El protagonista del relato es El Cirujano, un asesino despiadado y pulcro. Acaba de salir de la cárcel. Alguien lo delató y él sabe a ciencia cierta quién fue. Va a vengarse y a hacerle pagar el largo año que ha vivido entre rejas. Encuentra a su delator y éste niega todas las acusaciones. Hay varias cuentas pendientes entre ambos: han sido maestro y discípulo, han compartido prisión, mujeres... El Cirujano se pone los guantes.

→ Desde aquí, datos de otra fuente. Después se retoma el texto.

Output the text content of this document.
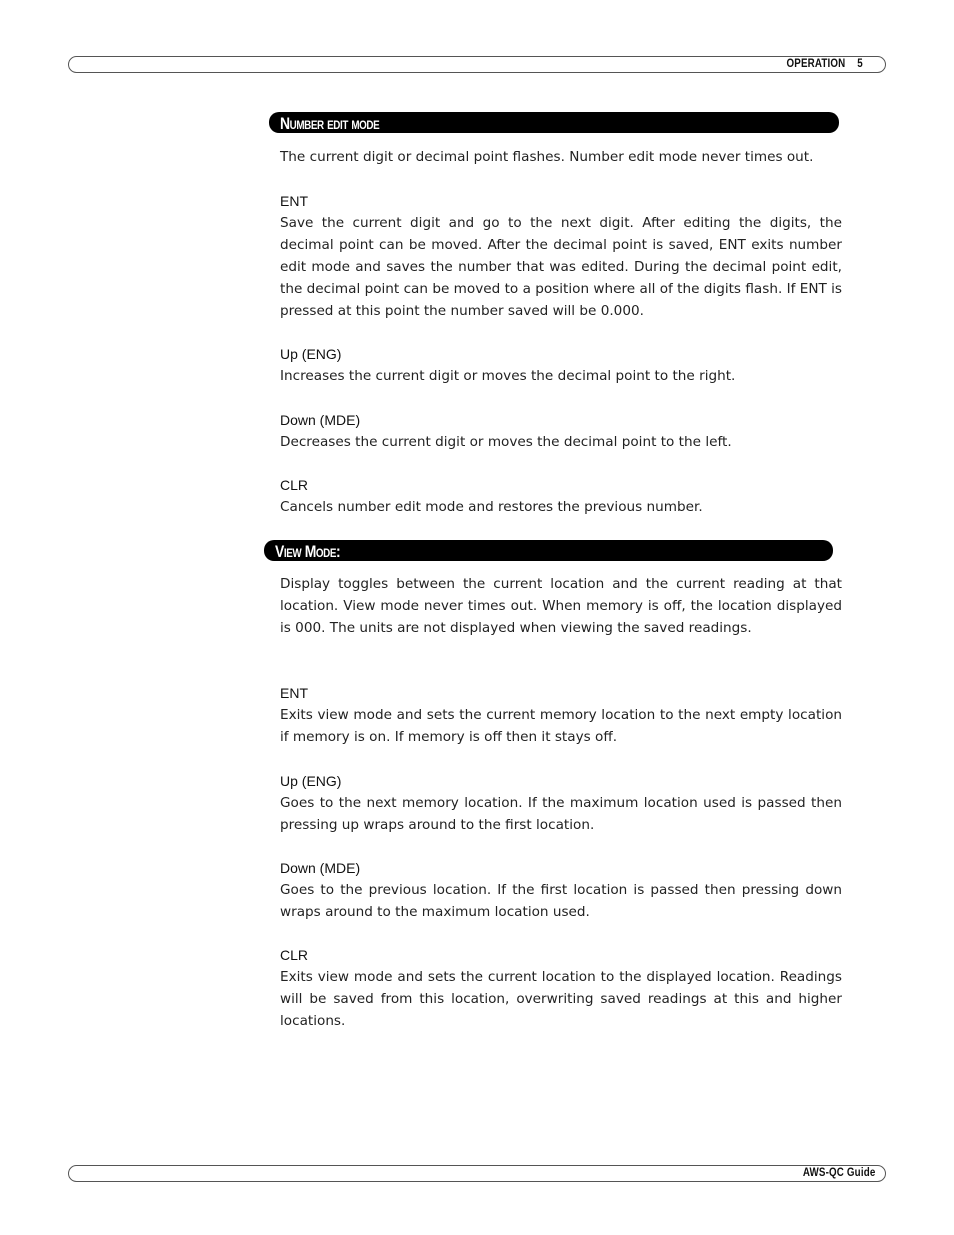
OPERATION 5
Number edit mode

The current digit or decimal point flashes. Number edit mode never times out.

ENT

Save the current digit and go to the next digit. After editing the digits, the decimal point can be moved. After the decimal point is saved, ENT exits number edit mode and saves the number that was edited. During the decimal point edit, the decimal point can be moved to a position where all of the digits flash. If ENT is pressed at this point the number saved will be 0.000.

Up (ENG)

Increases the current digit or moves the decimal point to the right.

Down (MDE)

Decreases the current digit or moves the decimal point to the left.

CLR

Cancels number edit mode and restores the previous number.

View Mode:

Display toggles between the current location and the current reading at that location. View mode never times out. When memory is off, the location displayed is 000. The units are not displayed when viewing the saved readings.

ENT

Exits view mode and sets the current memory location to the next empty location if memory is on. If memory is off then it stays off.

Up (ENG)

Goes to the next memory location. If the maximum location used is passed then pressing up wraps around to the first location.

Down (MDE)

Goes to the previous location. If the first location is passed then pressing down wraps around to the maximum location used.

CLR

Exits view mode and sets the current location to the displayed location. Readings will be saved from this location, overwriting saved readings at this and higher locations.

AWS-QC Guide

Lo llamaban El Cirujano por su pulcritud asesina. Cuando se calzaba los guantes de látex, sacaba la navaja de su funda de cuero y desplegaba la hoja de perfil esbelto y agresivo, podía degollar a su víctima sin que ni siquiera le salpicara la sangre; cortarle de un tajo los tendones de las rodillas, lo que le hacía desplomarse como un edificio dinamitado, o hundirle la navaja en el hígado moviéndola en todas direcciones para causar el mayor daño.

Odiaba profundamente a los simples navajeros, quienes utilizaban el arma sólo para amedrentar a sus víctimas con la intención de robarles; él se consideraba un señor de la navaja. Sentía debilidad por ella y tenía dos iguales, marca Tóker, especial para cazadores, empuñadura de asta auténtica, sus cachas de color verdoso con reflejos de nácar. Las dos muy afiladas, una la utilizaba para afeitarse y la otra la llevaba siempre consigo; no la sacaba nunca en vano, sino sólo cuando tenía un encargo rentable o motivos para actuar por cuenta propia.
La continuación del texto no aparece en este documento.